Job-hunting advice for young people

Being bold can pay off

Illustration : Thinkstock

Job-hunting advice for young people from a Punahou grad who snagged a good job with unorthodox tactics
(and interviewed many others who did the same)

Alec Brownstein didn’t want to join the millions of young college graduates who settle for jobs they don’t want, because they fail to grab the right person’s attention. Instead, he acted boldly and it paid off.

Brownstein hoped to get his foot in the door at an advertising agency, so he created a $6 ad on Google that targeted creative directors in the advertising industry who Googled their own names. Several directors saw Brownstein’s ad, which led them to his online portfolio. He
received a job offer from Y&R New York and took it.

During 2013-14, about 3.6 million people graduated from college, according to the National Center for Education Statistics. Most of those graduates will be hunting for jobs that value their creativity and skills, pay a decent salary and offer a rewarding future. Most settle for a lot less, but Punahou grad Melanie Feldman offers advice that can land you among the lucky few.

Feldman, 25, born on Oahu, is currently a supply operations manager at Undertone, a digital advertising company. Along with co-authors Joshua Siva and Liz Madsen, Feldman wrote a book called “Bold: Get Noticed, Get Hired” after using creative techniques that got them jobs they wanted. Instead of being ignored, the authors say, they were barraged with requests for interviews from potential employers. After their own success, they interviewed dozens of others, such as Brownstein, who also used creative techniques to land jobs.

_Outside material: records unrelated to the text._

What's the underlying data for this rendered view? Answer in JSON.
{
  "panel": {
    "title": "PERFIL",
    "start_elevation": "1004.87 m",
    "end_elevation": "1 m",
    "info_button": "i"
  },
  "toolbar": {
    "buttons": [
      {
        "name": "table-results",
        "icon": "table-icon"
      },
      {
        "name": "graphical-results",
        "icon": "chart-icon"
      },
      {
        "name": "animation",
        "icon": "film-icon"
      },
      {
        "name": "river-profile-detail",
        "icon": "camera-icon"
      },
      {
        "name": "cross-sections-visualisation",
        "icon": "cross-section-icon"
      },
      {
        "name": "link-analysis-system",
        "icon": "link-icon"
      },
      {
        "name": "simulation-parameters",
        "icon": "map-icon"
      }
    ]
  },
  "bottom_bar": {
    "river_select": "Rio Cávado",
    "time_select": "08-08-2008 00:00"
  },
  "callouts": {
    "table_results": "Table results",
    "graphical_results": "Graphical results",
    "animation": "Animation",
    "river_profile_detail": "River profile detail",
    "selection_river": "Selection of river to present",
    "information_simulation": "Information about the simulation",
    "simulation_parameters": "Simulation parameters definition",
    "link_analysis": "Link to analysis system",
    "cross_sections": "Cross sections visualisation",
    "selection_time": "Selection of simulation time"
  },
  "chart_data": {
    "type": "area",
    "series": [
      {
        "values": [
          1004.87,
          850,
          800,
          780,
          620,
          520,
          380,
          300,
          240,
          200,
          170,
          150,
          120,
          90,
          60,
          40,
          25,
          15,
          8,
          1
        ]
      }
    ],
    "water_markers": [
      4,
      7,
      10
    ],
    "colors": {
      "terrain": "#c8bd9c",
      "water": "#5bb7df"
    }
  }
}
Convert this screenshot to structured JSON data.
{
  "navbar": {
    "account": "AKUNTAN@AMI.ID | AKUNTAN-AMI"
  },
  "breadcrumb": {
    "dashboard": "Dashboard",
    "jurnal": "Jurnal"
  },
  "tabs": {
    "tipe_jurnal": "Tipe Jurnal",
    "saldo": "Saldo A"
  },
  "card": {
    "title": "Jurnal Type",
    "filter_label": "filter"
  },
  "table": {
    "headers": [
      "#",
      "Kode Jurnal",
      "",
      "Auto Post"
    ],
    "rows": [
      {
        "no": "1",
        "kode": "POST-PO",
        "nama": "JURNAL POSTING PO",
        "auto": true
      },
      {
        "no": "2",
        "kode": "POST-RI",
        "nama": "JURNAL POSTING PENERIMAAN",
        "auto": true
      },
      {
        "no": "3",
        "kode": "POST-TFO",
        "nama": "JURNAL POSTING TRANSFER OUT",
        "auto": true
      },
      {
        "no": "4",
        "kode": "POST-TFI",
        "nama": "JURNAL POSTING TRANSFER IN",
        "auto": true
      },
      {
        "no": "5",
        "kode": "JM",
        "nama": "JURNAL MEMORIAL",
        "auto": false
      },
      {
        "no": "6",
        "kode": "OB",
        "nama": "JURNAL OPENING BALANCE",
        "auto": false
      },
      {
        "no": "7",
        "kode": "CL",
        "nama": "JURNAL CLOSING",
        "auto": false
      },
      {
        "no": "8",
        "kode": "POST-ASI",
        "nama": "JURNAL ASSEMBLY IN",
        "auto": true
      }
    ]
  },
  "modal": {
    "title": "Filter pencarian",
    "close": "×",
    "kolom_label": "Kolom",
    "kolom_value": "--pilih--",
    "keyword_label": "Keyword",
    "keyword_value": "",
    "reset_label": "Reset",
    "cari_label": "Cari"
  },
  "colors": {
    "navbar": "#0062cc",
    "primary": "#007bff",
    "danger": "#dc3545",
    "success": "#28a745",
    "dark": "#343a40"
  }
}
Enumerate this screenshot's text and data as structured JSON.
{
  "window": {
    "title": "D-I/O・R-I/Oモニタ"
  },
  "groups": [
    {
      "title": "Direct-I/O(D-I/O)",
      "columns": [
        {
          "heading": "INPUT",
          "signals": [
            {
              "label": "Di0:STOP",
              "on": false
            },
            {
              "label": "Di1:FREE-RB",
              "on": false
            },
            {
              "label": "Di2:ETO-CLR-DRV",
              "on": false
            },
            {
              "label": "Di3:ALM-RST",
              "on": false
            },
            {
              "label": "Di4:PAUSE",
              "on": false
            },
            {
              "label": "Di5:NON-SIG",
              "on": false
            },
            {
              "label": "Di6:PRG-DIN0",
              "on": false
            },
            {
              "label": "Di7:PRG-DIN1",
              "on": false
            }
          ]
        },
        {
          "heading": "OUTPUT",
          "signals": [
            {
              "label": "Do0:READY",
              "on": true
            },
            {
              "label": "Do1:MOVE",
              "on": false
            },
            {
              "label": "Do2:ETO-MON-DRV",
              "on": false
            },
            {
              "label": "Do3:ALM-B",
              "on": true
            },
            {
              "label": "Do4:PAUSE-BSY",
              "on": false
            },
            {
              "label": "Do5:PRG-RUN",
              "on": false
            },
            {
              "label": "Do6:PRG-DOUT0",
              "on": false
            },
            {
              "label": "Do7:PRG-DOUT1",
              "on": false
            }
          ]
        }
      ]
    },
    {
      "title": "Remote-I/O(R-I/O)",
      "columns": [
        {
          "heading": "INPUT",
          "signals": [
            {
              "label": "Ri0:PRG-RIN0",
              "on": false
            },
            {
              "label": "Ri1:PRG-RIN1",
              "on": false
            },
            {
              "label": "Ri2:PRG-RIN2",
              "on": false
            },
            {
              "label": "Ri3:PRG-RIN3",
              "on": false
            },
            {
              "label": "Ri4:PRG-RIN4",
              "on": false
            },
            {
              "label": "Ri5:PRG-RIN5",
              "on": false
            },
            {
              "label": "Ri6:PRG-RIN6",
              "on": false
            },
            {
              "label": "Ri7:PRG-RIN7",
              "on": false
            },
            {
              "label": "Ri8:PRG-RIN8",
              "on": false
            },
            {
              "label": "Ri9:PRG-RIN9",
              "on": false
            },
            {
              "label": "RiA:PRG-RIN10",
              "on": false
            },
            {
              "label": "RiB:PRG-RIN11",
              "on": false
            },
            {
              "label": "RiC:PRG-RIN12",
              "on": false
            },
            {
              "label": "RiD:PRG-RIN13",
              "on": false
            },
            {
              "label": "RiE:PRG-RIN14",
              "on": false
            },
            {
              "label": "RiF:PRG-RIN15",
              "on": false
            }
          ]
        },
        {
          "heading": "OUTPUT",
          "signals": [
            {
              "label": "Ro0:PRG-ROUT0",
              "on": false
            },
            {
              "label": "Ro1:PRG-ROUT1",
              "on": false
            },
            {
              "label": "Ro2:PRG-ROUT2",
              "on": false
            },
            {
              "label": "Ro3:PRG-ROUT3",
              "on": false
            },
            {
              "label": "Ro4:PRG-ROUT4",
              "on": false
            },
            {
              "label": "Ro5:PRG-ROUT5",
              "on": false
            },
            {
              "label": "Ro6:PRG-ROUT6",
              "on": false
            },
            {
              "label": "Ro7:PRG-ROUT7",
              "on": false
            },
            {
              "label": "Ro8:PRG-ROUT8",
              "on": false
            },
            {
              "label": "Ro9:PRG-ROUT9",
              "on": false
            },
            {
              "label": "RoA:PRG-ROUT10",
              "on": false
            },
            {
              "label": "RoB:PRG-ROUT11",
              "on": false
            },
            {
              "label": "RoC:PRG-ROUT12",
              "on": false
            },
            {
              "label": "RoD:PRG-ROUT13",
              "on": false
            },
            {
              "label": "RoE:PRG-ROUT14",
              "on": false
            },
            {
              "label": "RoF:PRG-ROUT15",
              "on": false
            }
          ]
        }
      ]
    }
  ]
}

The key, Feldman says, is to act boldly and take risks.

“You’re competing with a lot of people, but you need to find a way to put yourself out there,” she says. “Everything comes down to connecting with a person in the company and using a creative technique to get their attention.”

That connection can be as simple as a brief meeting over a cup of coffee or a phone conversation, but most job seekers are afraid or too shy to reach out to key executives. They think the executives are unreachable or unapproachable, she says. “They don’t want to bother people or they’re nervous to make a scene.”

You not only have to be bold, she says, you have to be persistent. Don’t think that following up with weekly emails or phone calls to a potential employer is annoying. “The people you’re trying to get a hold of will appreciate the fact that you’re trying to contact them,” Feldman says.  

Don’t be afraid of being rejected, she says. Even the most successful people get rejected during their careers. “You just have to be OK getting the door slammed in your face,” Feldman says. “It’s going to happen. You’re just searching for that one yes.”

Twitter and LinkedIn

Social media and the Internet mean no employer is off limits, she says. “A lot of people think that if someone is high up or famous, they’re not good enough to have a conversation with them. I don’t think that’s true. You can get in touch with anyone you want if you play your cards right.”

Twitter is one place to start. You can learn a lot about people by looking at their Twitter feeds and eventually make connections. “Maybe I’ll retweet an article, or perhaps I’ll see who they’re working with and set up an introduction.”

Linkedin is also great for finding people you know and using those connections to connect to others. Joining an alumni network is one place to start.

“If I’m trying to get a hold of someone, if I have a specific company I have in mind, I’ll go through my alumni network,” Feldman says. “You can search through there to see if anyone works at the company or has a connection with someone you’re trying to get a hold of.”

Fellow alumni are more likely to help you even if you have never met, Feldman says, just as you are more likely to help them.

Young people often don’t realize that any person is only as strong as his or her network. “If you’re able to form a connection with someone in a group and collaborate with them, that just gives them more of an incentive to introduce you with someone that could be beneficial to you,” Feldman says.

“I love group networking events. I love collaborating in a group. Because if you learn what the people in the group are interested in and they know what you’re interested in, you can help them out in some way and the relationship can be reciprocal,” Feldman says.

Networking is especially important in a tight-knit community such as Hawaii, she adds.

What about gaining experience, that ingredient employers often look for? Feldman acknowledges that’s a challenge for young people just out of college, which may force you into entry-level roles or internships in which the hiring manager is simply looking for hard-working, smart people who are willing to learn.

“Personally, I had no idea and no experience in my job before I got hired. But a lot of it is how you position yourself,” she says.

To stand out for internships, Feldman suggests starting with baby steps while still in college: Take a role outside the classroom that prepares you for your career field, whether writing for the student paper, joining a marketing group or leading a student club.

“Once you practice the skills needed for your industry, you will be able to advertise yourself in an interview,” Feldman says.

Another way to get in is to make connections with regular workers within a company you are targeting. “Figuring out where these people are will give you a great chance to show your resume to the company’s hiring manager,” Feldman says. “This has so much more value than the cold interview. The hiring manager will believe that you will have been referred by an employee of the company.”

Feldman says her advice is not rocket science. “It sounds simple, but it’s rare for applicants to take the extra step to put in time, effort, thought and, in some cases, resources,” she says. “Those applicants who really care tend to stand out because everyone else simply colors within the lines.”